Apache Web software overrides IE10 do-not-track setting

Apache, the most commonly used software to house Web sites, will ignore Microsoft's decision to disable ad-tracking technology by default in Internet Explorer 10.

Microsoft set IE10 and Windows 8 so that, by default, Web sites that observe the Do Not Track (DNT) standard won't track people's behavior. The move was made to "better protect user privacy," the company said.

But protecting user privacy turns out to be a thorny matter in practice -- at least when a standard has to be palatable to advertisers as well as browser makers and people surfing the Web.

Mozilla, which as maker of the Firefox browser was the first to support DNT, objects to Microsoft's DNT position, arguing that DNT shouldn't be active or inactive until a person actively sets it one way or the other. And the Digital Advertising Alliance said it would only honor DNT if it's not switched on by default -- in other words, advertisers will ignore DNT altogether regardless of how a browser is set up.

Now the Apache software project is involved.

Roy Fielding, an author of the Do Not Track (DNT) standard and principal scientist at Adobe Systems, wrote a patch for Apache that sets the Web server to disable DNT if the browser reaching it is Internet Explorer 10. "Apache does not tolerate deliberate abuse of open standards," Fielding titled the patch.

As a result of the Apache update, Web servers using the software will ignore DNT settings for people using IE10.

Microsoft declined to comment for this story.

When a debate began yesterday in the patch comments, Fielding elaborated on his patch:

The only reason DNT exists is to express a non-default option. That's all it does. It does not protect anyone's privacy unless the recipients believe it was set by a real human being, with a real preference for privacy over personalization.

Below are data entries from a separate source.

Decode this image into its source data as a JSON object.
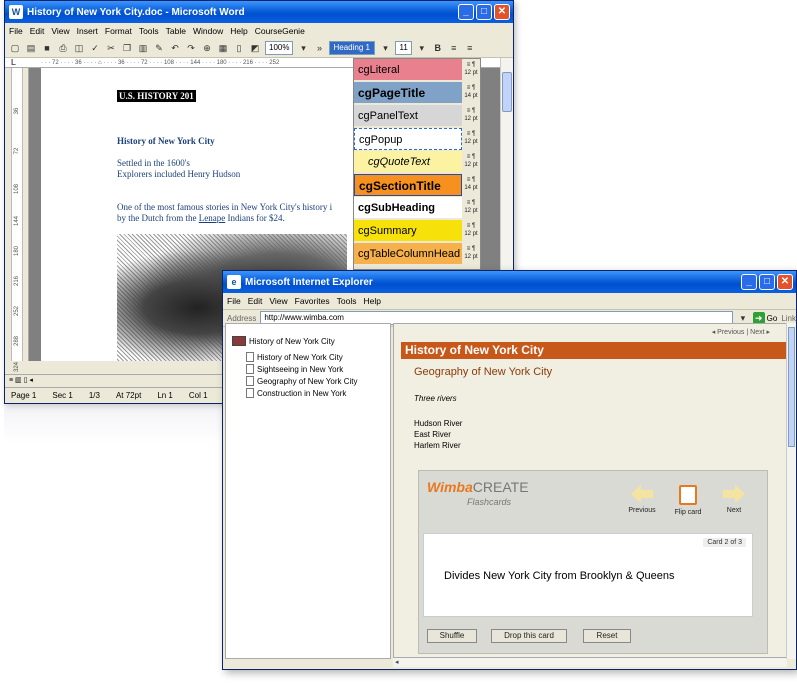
{
  "word": {
    "title": "History of New York City.doc - Microsoft Word",
    "menu": [
      "File",
      "Edit",
      "View",
      "Insert",
      "Format",
      "Tools",
      "Table",
      "Window",
      "Help",
      "CourseGenie"
    ],
    "toolbar": {
      "zoom": "100%",
      "style": "Heading 1",
      "font_size": "11"
    },
    "ruler": "· · · 72 · · · · 36 · · · · ⌂ · · · · 36 · · · · 72 · · · · 108 · · · · 144 · · · · 180 · · · · 216 · · · · 252",
    "vruler_labels": [
      "36",
      "72",
      "108",
      "144",
      "180",
      "216",
      "252",
      "288",
      "324"
    ],
    "document": {
      "heading": "U.S. HISTORY 201",
      "title": "History of New York City",
      "line1": "Settled in the 1600's",
      "line2": "Explorers included Henry Hudson",
      "para_a": "One of the most famous stories in New York City's history i",
      "para_b_prefix": "by the Dutch from the ",
      "para_b_link": "Lenape",
      "para_b_suffix": " Indians for $24."
    },
    "status": {
      "page": "Page 1",
      "sec": "Sec 1",
      "count": "1/3",
      "at": "At 72pt",
      "ln": "Ln 1",
      "col": "Col 1"
    },
    "styles": [
      {
        "name": "cgLiteral",
        "bg": "#e8808e",
        "size": "12 pt"
      },
      {
        "name": "cgPageTitle",
        "bg": "#7fa2c6",
        "size": "14 pt"
      },
      {
        "name": "cgPanelText",
        "bg": "#d6d6d6",
        "size": "12 pt"
      },
      {
        "name": "cgPopup",
        "bg": "#ffffff",
        "size": "12 pt"
      },
      {
        "name": "cgQuoteText",
        "bg": "#fbf2a2",
        "size": "12 pt"
      },
      {
        "name": "cgSectionTitle",
        "bg": "#f6901e",
        "size": "14 pt"
      },
      {
        "name": "cgSubHeading",
        "bg": "#ffffff",
        "size": "12 pt"
      },
      {
        "name": "cgSummary",
        "bg": "#f6e20a",
        "size": "12 pt"
      },
      {
        "name": "cgTableColumnHead",
        "bg": "#f6b04c",
        "size": "12 pt"
      }
    ]
  },
  "ie": {
    "title": "Microsoft Internet Explorer",
    "menu": [
      "File",
      "Edit",
      "View",
      "Favorites",
      "Tools",
      "Help"
    ],
    "address_label": "Address",
    "url": "http://www.wimba.com",
    "go": "Go",
    "links": "Link",
    "toc": {
      "root": "History of New York City",
      "items": [
        "History of New York City",
        "Sightseeing in New York",
        "Geography of New York City",
        "Construction in New York"
      ]
    },
    "nav": {
      "previous": "◂ Previous",
      "sep": " | ",
      "next": "Next ▸"
    },
    "topic": "History of New York City",
    "subtitle": "Geography of New York City",
    "three": "Three rivers",
    "rivers": [
      "Hudson River",
      "East River",
      "Harlem River"
    ],
    "flashcards": {
      "brand": "Wimba",
      "brand2": "CREATE",
      "sub": "Flashcards",
      "previous": "Previous",
      "flip": "Flip card",
      "next": "Next",
      "card_num": "Card 2 of 3",
      "card_text": "Divides New York City from Brooklyn & Queens",
      "shuffle": "Shuffle",
      "drop": "Drop this card",
      "reset": "Reset"
    }
  }
}
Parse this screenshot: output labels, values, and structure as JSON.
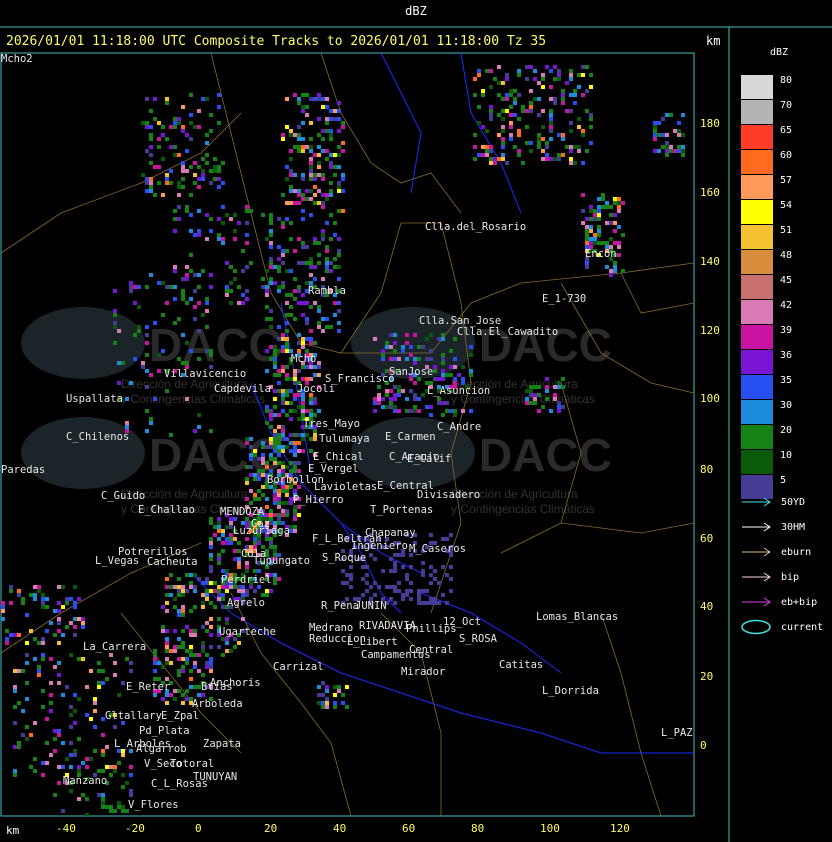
{
  "top_title": "dBZ",
  "header": "2026/01/01 11:18:00 UTC Composite Tracks to 2026/01/01 11:18:00 Tz 35",
  "km_label": "km",
  "legend": {
    "title": "dBZ",
    "levels": [
      {
        "label": "80",
        "color": "#d8d8d8"
      },
      {
        "label": "70",
        "color": "#b4b4b4"
      },
      {
        "label": "65",
        "color": "#ff3c28"
      },
      {
        "label": "60",
        "color": "#ff6a1e"
      },
      {
        "label": "57",
        "color": "#ff9a5a"
      },
      {
        "label": "54",
        "color": "#ffff00"
      },
      {
        "label": "51",
        "color": "#f5c032"
      },
      {
        "label": "48",
        "color": "#d88c3c"
      },
      {
        "label": "45",
        "color": "#c87070"
      },
      {
        "label": "42",
        "color": "#d87ab4"
      },
      {
        "label": "39",
        "color": "#c814a0"
      },
      {
        "label": "36",
        "color": "#7814d2"
      },
      {
        "label": "35",
        "color": "#2850f0"
      },
      {
        "label": "30",
        "color": "#1e8cdc"
      },
      {
        "label": "20",
        "color": "#148214"
      },
      {
        "label": "10",
        "color": "#0a5a0a"
      },
      {
        "label": "5",
        "color": "#463c96"
      }
    ],
    "tracks": [
      {
        "label": "50YD",
        "color": "#40e0e0"
      },
      {
        "label": "30HM",
        "color": "#ffffff"
      },
      {
        "label": "eburn",
        "color": "#e0c080"
      },
      {
        "label": "bip",
        "color": "#ffd0e0"
      },
      {
        "label": "eb+bip",
        "color": "#e040e0"
      },
      {
        "label": "current",
        "color": "#40e0e0"
      }
    ]
  },
  "y_ticks": [
    "180",
    "160",
    "140",
    "120",
    "100",
    "80",
    "60",
    "40",
    "20",
    "0"
  ],
  "x_ticks": [
    "-40",
    "-20",
    "0",
    "20",
    "40",
    "60",
    "80",
    "100",
    "120"
  ],
  "watermark": {
    "brand": "DACC",
    "line1": "Dirección de Agricultura",
    "line2": "y Contingencias Climáticas"
  },
  "places": [
    "Clla.del_Rosario",
    "Rambla",
    "E_1-730",
    "Clla.San_Jose",
    "Clla.El_Cawadito",
    "Villavicencio",
    "S_Francisco",
    "SanJose",
    "L_Asuncion",
    "Uspallata",
    "Capdevila",
    "Jocoli",
    "C_Andre",
    "E_Carmen",
    "C_Chilenos",
    "Tres_Mayo",
    "Tulumaya",
    "C_Araujo",
    "E_Calif",
    "Paredas",
    "E_Chical",
    "E_Vergel",
    "Borbollon",
    "Lavioletas",
    "E_Central",
    "Divisadero",
    "C_Guido",
    "P_Hierro",
    "T_Portenas",
    "E_Challao",
    "MENDOZA",
    "Gaz",
    "Potrerillos",
    "Cacheuta",
    "Luzuriaga",
    "Chapanay",
    "L_Vegas",
    "F_L_Beltran",
    "Ingeniero",
    "M_Caseros",
    "S_Roque",
    "Perdriel",
    "Agrelo",
    "Tupungato",
    "R_Pena",
    "JUNIN",
    "Lomas_Blancas",
    "Ugarteche",
    "Medrano",
    "RIVADAVIA",
    "Phillips",
    "12_Oct",
    "Reduccion",
    "L_Libert",
    "S_ROSA",
    "La_Carrera",
    "Catitas",
    "Carrizal",
    "Campamentos",
    "Central",
    "Anchoris",
    "Mirador",
    "Arboleda",
    "L_Dorrida",
    "Gltallary",
    "E_Zpal",
    "L_PAZ",
    "L_Arboles",
    "Pd_Plata",
    "Zapata",
    "Algarrob",
    "V_Seco",
    "Totoral",
    "TUNUYAN",
    "Manzano",
    "C_L_Rosas",
    "V_Flores",
    "Encon",
    "E_Reter",
    "Btias",
    "Cdla",
    "Mcho",
    "Mcho2"
  ]
}
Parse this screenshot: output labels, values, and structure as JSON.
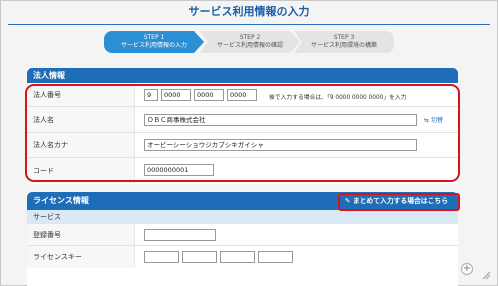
{
  "page": {
    "title": "サービス利用情報の入力"
  },
  "steps": [
    {
      "num": "STEP 1",
      "label": "サービス利用情報の入力"
    },
    {
      "num": "STEP 2",
      "label": "サービス利用情報の確認"
    },
    {
      "num": "STEP 3",
      "label": "サービス利用環境の構築"
    }
  ],
  "corp": {
    "heading": "法人情報",
    "number_label": "法人番号",
    "number_values": [
      "9",
      "0000",
      "0000",
      "0000"
    ],
    "number_hint": "後で入力する場合は、「9 0000 0000 0000」を入力",
    "name_label": "法人名",
    "name_value": "ＯＢＣ商事株式会社",
    "swap_label": "切替",
    "kana_label": "法人名カナ",
    "kana_value": "オービーシーショウジカブシキガイシャ",
    "code_label": "コード",
    "code_value": "0000000001"
  },
  "license": {
    "heading": "ライセンス情報",
    "bulk_button": "まとめて入力する場合はこちら",
    "service_label": "サービス",
    "reg_label": "登録番号",
    "key_label": "ライセンスキー"
  },
  "colors": {
    "accent": "#1e6db8",
    "highlight": "#d7141b"
  }
}
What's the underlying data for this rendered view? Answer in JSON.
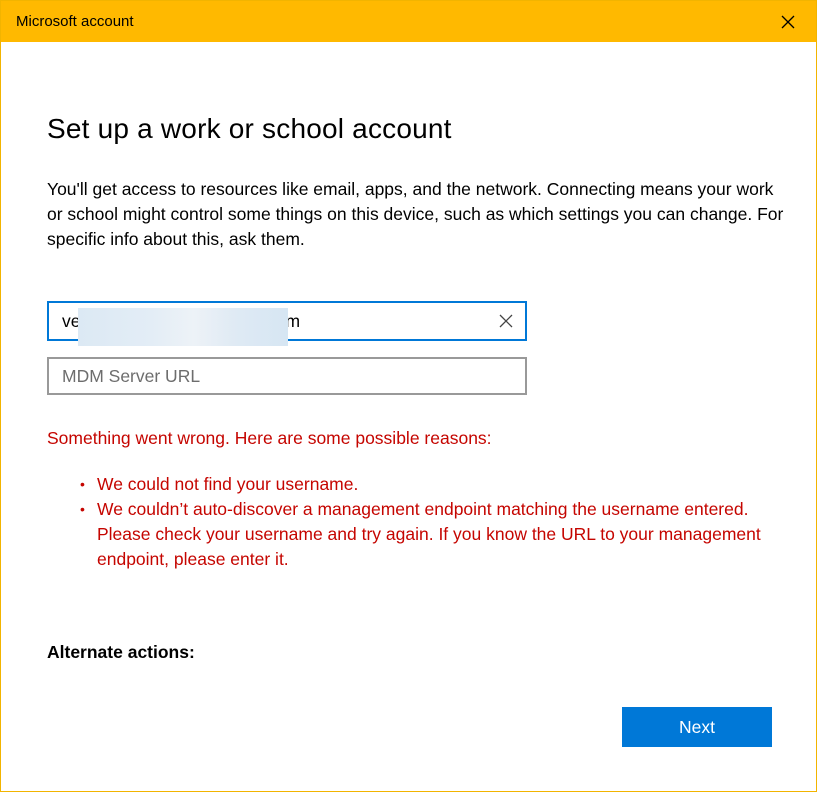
{
  "window": {
    "title": "Microsoft account"
  },
  "page": {
    "heading": "Set up a work or school account",
    "description": "You'll get access to resources like email, apps, and the network. Connecting means your work or school might control some things on this device, such as which settings you can change. For specific info about this, ask them."
  },
  "email_field": {
    "value_prefix": "ve",
    "value_suffix": "m",
    "redacted": true
  },
  "mdm_field": {
    "value": "",
    "placeholder": "MDM Server URL"
  },
  "error": {
    "heading": "Something went wrong. Here are some possible reasons:",
    "reasons": [
      "We could not find your username.",
      "We couldn’t auto-discover a management endpoint matching the username entered. Please check your username and try again. If you know the URL to your management endpoint, please enter it."
    ]
  },
  "alternate_actions_label": "Alternate actions:",
  "buttons": {
    "next": "Next"
  },
  "colors": {
    "titlebar": "#ffb900",
    "accent": "#0078d7",
    "error": "#c50500",
    "input_border": "#999999"
  },
  "icons": {
    "close": "close-icon",
    "clear": "clear-input-icon"
  }
}
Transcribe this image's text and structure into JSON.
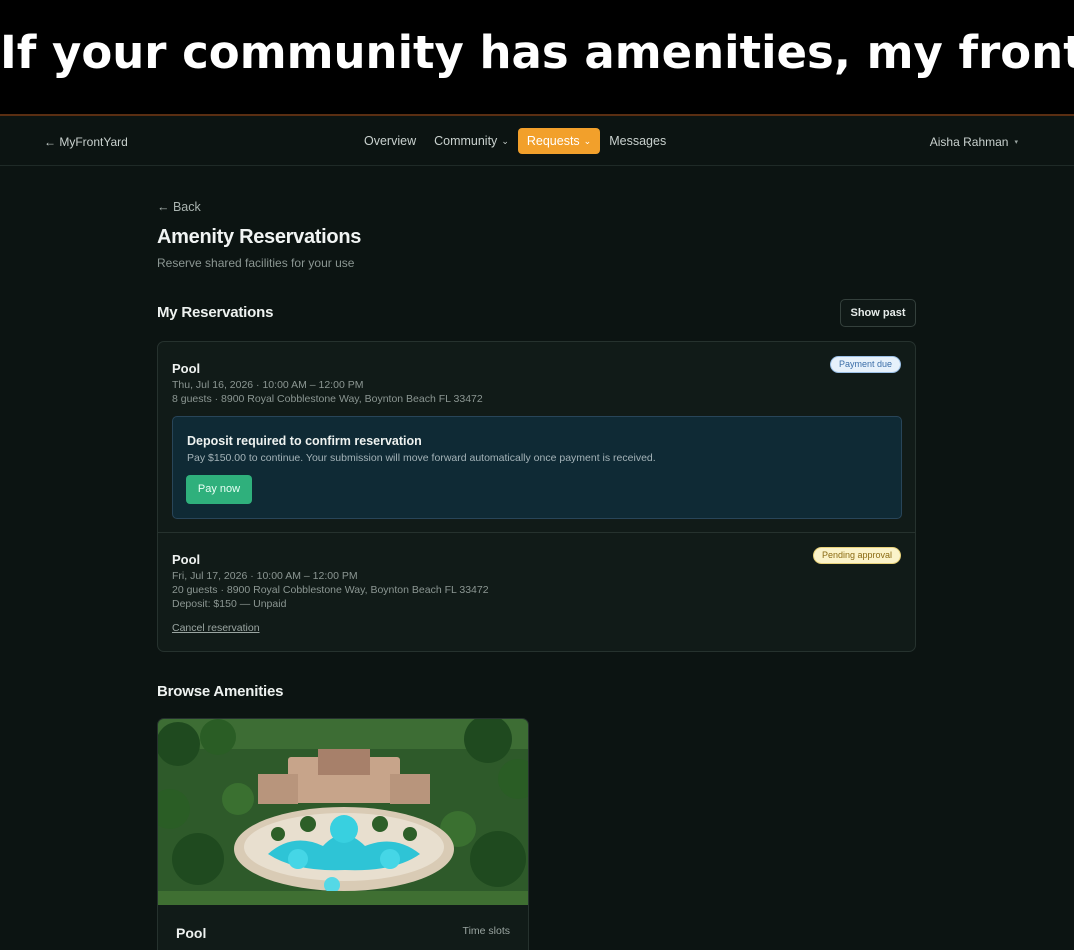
{
  "caption": "If your community has amenities, my front",
  "nav": {
    "brand": "← MyFrontYard",
    "links": [
      {
        "label": "Overview",
        "dropdown": false
      },
      {
        "label": "Community",
        "dropdown": true
      },
      {
        "label": "Requests",
        "dropdown": true,
        "active": true
      },
      {
        "label": "Messages",
        "dropdown": false
      }
    ],
    "user_name": "Aisha Rahman",
    "user_caret": "▾",
    "dropdown_chevron": "⌄"
  },
  "page": {
    "back": "← Back",
    "title": "Amenity Reservations",
    "subtitle": "Reserve shared facilities for your use"
  },
  "reservations": {
    "heading": "My Reservations",
    "show_past": "Show past",
    "items": [
      {
        "name": "Pool",
        "datetime": "Thu, Jul 16, 2026 · 10:00 AM – 12:00 PM",
        "details": "8 guests · 8900 Royal Cobblestone Way, Boynton Beach FL 33472",
        "badge": "Payment due",
        "deposit_title": "Deposit required to confirm reservation",
        "deposit_text": "Pay $150.00 to continue. Your submission will move forward automatically once payment is received.",
        "pay_button": "Pay now"
      },
      {
        "name": "Pool",
        "datetime": "Fri, Jul 17, 2026 · 10:00 AM – 12:00 PM",
        "details": "20 guests · 8900 Royal Cobblestone Way, Boynton Beach FL 33472",
        "deposit_status": "Deposit: $150 — Unpaid",
        "badge": "Pending approval",
        "cancel_link": "Cancel reservation"
      }
    ]
  },
  "amenities": {
    "heading": "Browse Amenities",
    "items": [
      {
        "name": "Pool",
        "meta": "Time slots"
      }
    ]
  },
  "colors": {
    "background": "#0c1412",
    "accent": "#f2a02b",
    "pay_button": "#2fb07c",
    "payment_due_badge": "#e6f1fb",
    "pending_badge": "#fbf3c9"
  }
}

Microsoft deliberately violates the standard. They made a big deal about announcing that very fact. Microsoft are members of the Tracking Protection working group and are fully informed of these facts. They are fully capable of requesting a change to the standard, but have chosen not to do so. The decision to set DNT by default in IE10 has nothing to do with the user's privacy. Microsoft knows full well that the false signal will be ignored, and thus prevent their own users from having an effective option for DNT even if their users want one. You can figure out why they want that. If you have a problem with it, choose a better browser.

The current draft of Do Not Track standard reads as follows regarding how to determine a person's DNT preference: "A user agent must have a default tracking preference of 'unset' (not enabled) unless a specific tracking preference is implied by the decision to use that agent." A user agent means a Web browser.

Not all agree with Fielding's position. "IE10 is respecting the DNT standards. The specification says that the user should select the option, which the user [can] do during the Windows 8 setup," said programming student Francois Remy in one comment.

If a person hasn't explicitly enabled Do Not Track, some in the ad industry advertisers scoff at the idea that its being enabled means anything.

"If the site does not believe the DNT:1 signal is valid, then why would anyone in the supply chain be expected to honor the invalid signal?" asked Mike Zaneis, general counsel of the Internet Advertising Bureau in a comment on the DNT standard.

Windows 8 enables the Do Not Track setting as a default in IE10 when the operating system is installed with default settings, but the installer program does give people an option to change it.

"DNT will be enabled in the 'Express Settings' portion of the Windows 8 set-up experience," said Microsoft Chief Privacy Officer Brendon Lynch in an August blog post. "There, customers will also be given a 'Customize' option, allowing them to easily switch DNT 'off' if they'd like."

Microsoft declined to comment for this story.

Updated 12:02 a.m. PT Sept. 8 with Microsoft declining to comment.